Kasz216 said: Problem Net. For a Wikiepdia list... http://en.wikipedia.org/wiki/List_of_countries_by_GDP_%28PPP%29_per_hour_worked |
Sorry that I have to disappoint you but you made a mistake. I explained above why its not that easy with such charts. Infact the number for US would be WAY lower then this.
I explain it again. This chart is measured in INTERNATIONAL DOLLARS. International Dollars are a fictional currency which represents the value of the dollar at a given time point. 1990 or 2000. All currencys lose value through the years. But International Dollar stays stable. This Dollar you can see on your chart is MORE worth then the Euro. It has not lost any value over the years thats the idea behind the international dollar. look at my chart.l
We have two charts MY list is once with International Dollars and Once with US Dollars. You can click on the link to check the data fif you want. both charts show USA one time with US Dollars and One time in International Dollars.
US Dollars 15 Vereinigte Staaten/USA 46.859
Int Dollars 6 Vereinigte Staaten/USA 46.859
Hmm weird huh all currencys have lost against the International Dollar look Luxembourg earned 113000 US DOLLARS. But in the other table it has just 86000 International Dollars. So the US Dollar lost actually value against the International Dollar. Yes every currency lost value against the international dollar BUT they transfer the US Dollar one to one. One Int Dollar equals One US Dollar. But thats not true. This is the priviliege the USA has because they have the World currency. So they have also a better position.
lets calculate in the year 2008 Luxembourg had a average income of 113000 Dollar per year. This equals 86000 International Dollars. So lets do the math to see how much US Dollars an International Dollar is REALLY worth. 83000/113000 roughly 75 Cent. One Us Dollar equals roughly 75 Cent of the International Dollar in the year 2008 nowadays its even less due to inflation. Every country gives a slightly different result depending on currency and prices in the region But we can say since the countrys range between 72-78 Cent International Dollar per US Dollar we can assume that One Us Dollar is about 75 International Dollar Cent. We can also take 80 Cent. If you want. It is ofcourse harder to calculate because not only the inflation but also the costs for the standard basket will be calculated in the value of the yearly income in International Dollars. So US could be a little higher or lower. But we know for sure that US Dollar has lost significant value the last 10 years. because every single currency has it.
All currencys on your list are translated in the International Dollar except the US Dollar because US Dollar=International Dollar but in reality US Dollar =/= International Dollar. So its obvious why the US is on the first place. Its ofcourse common and accepted but this is one of the many priviliges which US can have but this is just cosmetic not the reality.
Ok lets calculate 80 Cent International Dollar per US Dollar /thats less loss then the Euro or Pound or Yen had against International Dollar:
Ok 36.88 US= International Dollars per Capita per hour *0,80 equals 29.50 US Dollars. Infact this is the real figure US has. Int =/= Us Dollar but infact everyone calculates it like that. with this number we find USA between Finnland and Germany on 13 Place. And all studies have a sense again.

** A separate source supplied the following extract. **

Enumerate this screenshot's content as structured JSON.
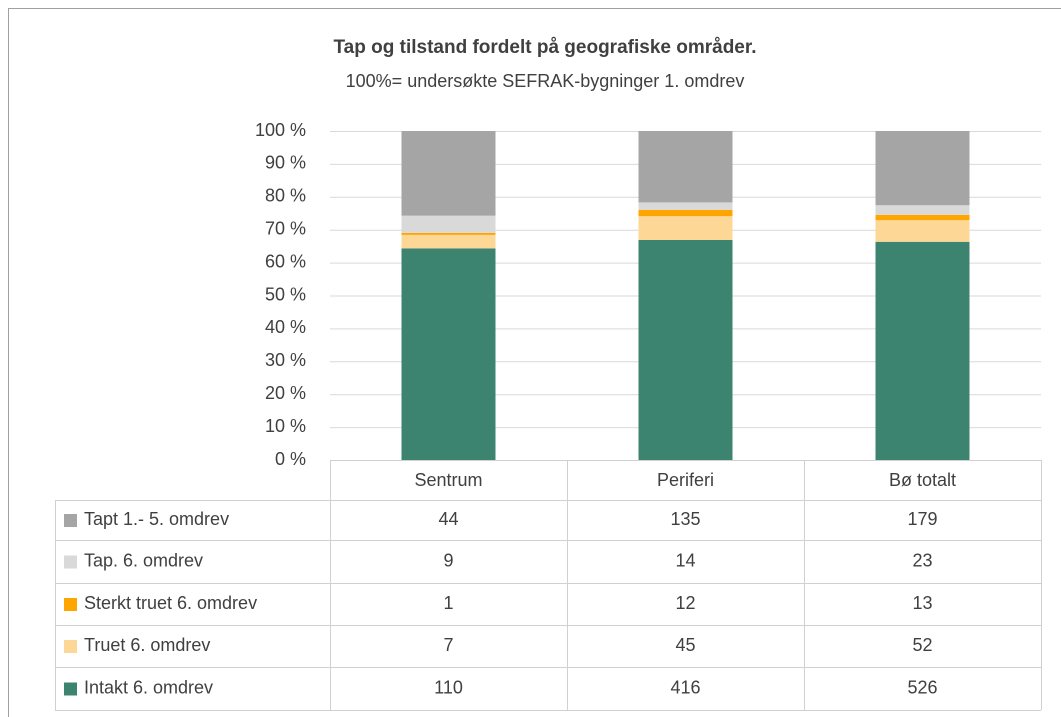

Bring me some other data and we can talk about that again but this data, you showed me just confirms my point.
I think this whole data stuff is nonsense its impossible to track all that stuff correctly. And its impossible to level the differences between the countrys so perfectly that you could really compare it. USA is not less or not more productive then the European or Japanese people that can change from area to area ofcourse but I mean in average.
(I hopefully explained it understandable why things measured in the international dollar are correct for all countrys except the US)
If not I will explain it tomorrow thorougly with further data and more examples.